Cadiz and Seville, for example, seemed to have a thriving Irish business community which opened the way to South American exploits.
The machinations of the Spanish court led Richard Wall, the son of an Irish emigrant from Kilmallock, to the role of prime minister.
According to Fanning, Wall, a complex man, was an example of Irish emigrants who had been denied opportunities at home because of their religion, and as a result were fiercely ambitious to succeed.
“The Spanish monarchs welcomed the Irish as religious refugees and recognised their talents as soldiers,” he says.
And so we have Alexander O’Reilly, from Moylagh in Co Meath who completely modernised the Spanish Army and became governor of Spanish Louisiana, and Ambrose O’Higgins from Ballynary in Co Sligo who became the Viceroy of Peru, the most powerful man in South America.
While priests and missionaries were certainly among the first Irishmen to descend on the continent, the book illustrates that even though a shared religion meant the Irish were quick to assimilate, many of those who made the trek to the southern hemisphere were interested in trade and expansion, the personal and political.
Buenos Aires, in particular, seems to have been a hotbed of intrigue, not least during the time of Ennis-born Thomas O’Gorman. His story is almost worthy of a South American soap opera, and he wasn’t alone.
There’s Peter Campbell, an outlaw figure who went gaucho, James Florence Bourke, the rascal spy, and the triple-barrelled duo of Daniel Florence O’Leary and Francis Burdett O’Connor, conscientious military men fighting for the almost mythical Simon Bolivar.
That some of the figures in the book were not born in Ireland, but carried a sense of their Irish heritage with them throughout their lifetimes, simply highlights the pull of the old country even as they were forging new ones.

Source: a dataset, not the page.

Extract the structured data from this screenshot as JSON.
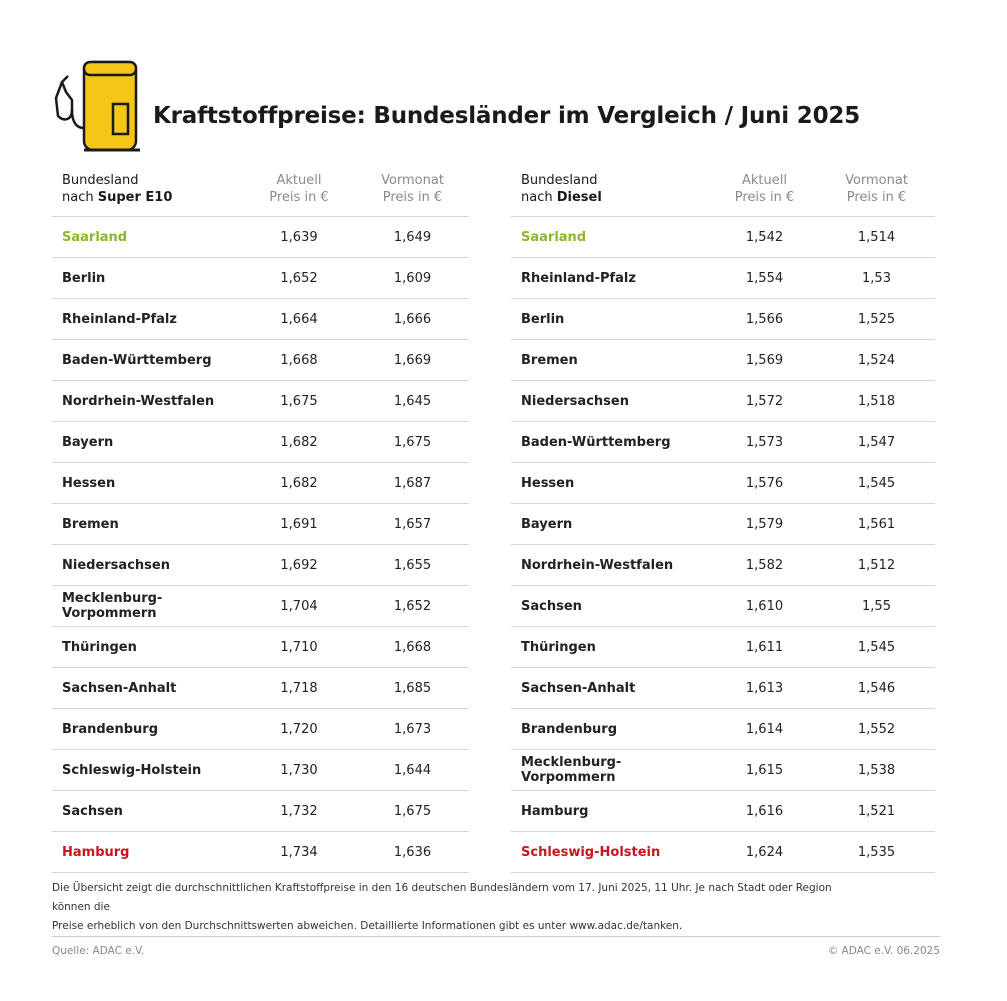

Fanning gives one example: “Bernardo O’Higgins was born in Chile to an Irish father who treated him horrendously, but he always regarded himself as half-Irish. One of the main purposes of writing this book was to generate more awareness of the contribution made by Irish men and women to the creation of modern Latin America.”
It wasn’t all fame and glory, however. Paisanos depicts the sharp contrast between the riches promised on recruitment pamphlets handed out in Dublin, and the fetid squalor of the reality that met many of the men, women and children who had trekked across the Atlantic. In some cases they were wronged; in other instances, the Irish arrivistes were involved in wrongdoing.
“There is no doubt that some Irish made their fortunes in the slave trade and owned plantations in the Caribbean reliant on slave labour,” says Fanning.
“There were undoubtedly opportunistic Irish merchants working in Latin America and the likes of John Devereux, who recruited poor Irishmen to fight for the Irish Legion by promising them wealth and land which simply did not exist.
!However, there were also Irish soldiers like Daniel O’Leary and Francis O’Connor who were genuinely motivated by idealism.
In more recent years, Irish missionaries have done incredible work in Latin America often earning themselves the enmity of both church and state in the process.
“Some of the Irish officers were adventurers on the make, others were romantics. Some were there for the money, others genuinely believed in Latin American independence and saw parallels with colonialism in Ireland.”
The story didn’t end there either, what with plans for a ‘New Erin’.
“After independence, a new wave of Irish emigrants, mainly farmers from Offaly, Longford and Westmeath, settled in Argentina and Uruguay,” Fanning explains.
“The Lynch family were particularly prominent in Argentina, one of its most famous sons being Che Guevara. More recently, in the twentieth century, Irish missionaries have worked with the disadvantaged in impoverished communities throughout South America.”
A riveting read, Paisanos offers a fascinating overview of a time and place that seems so far away, and yet with each page, the distance between Cork and Concepción seems to get ever more narrow.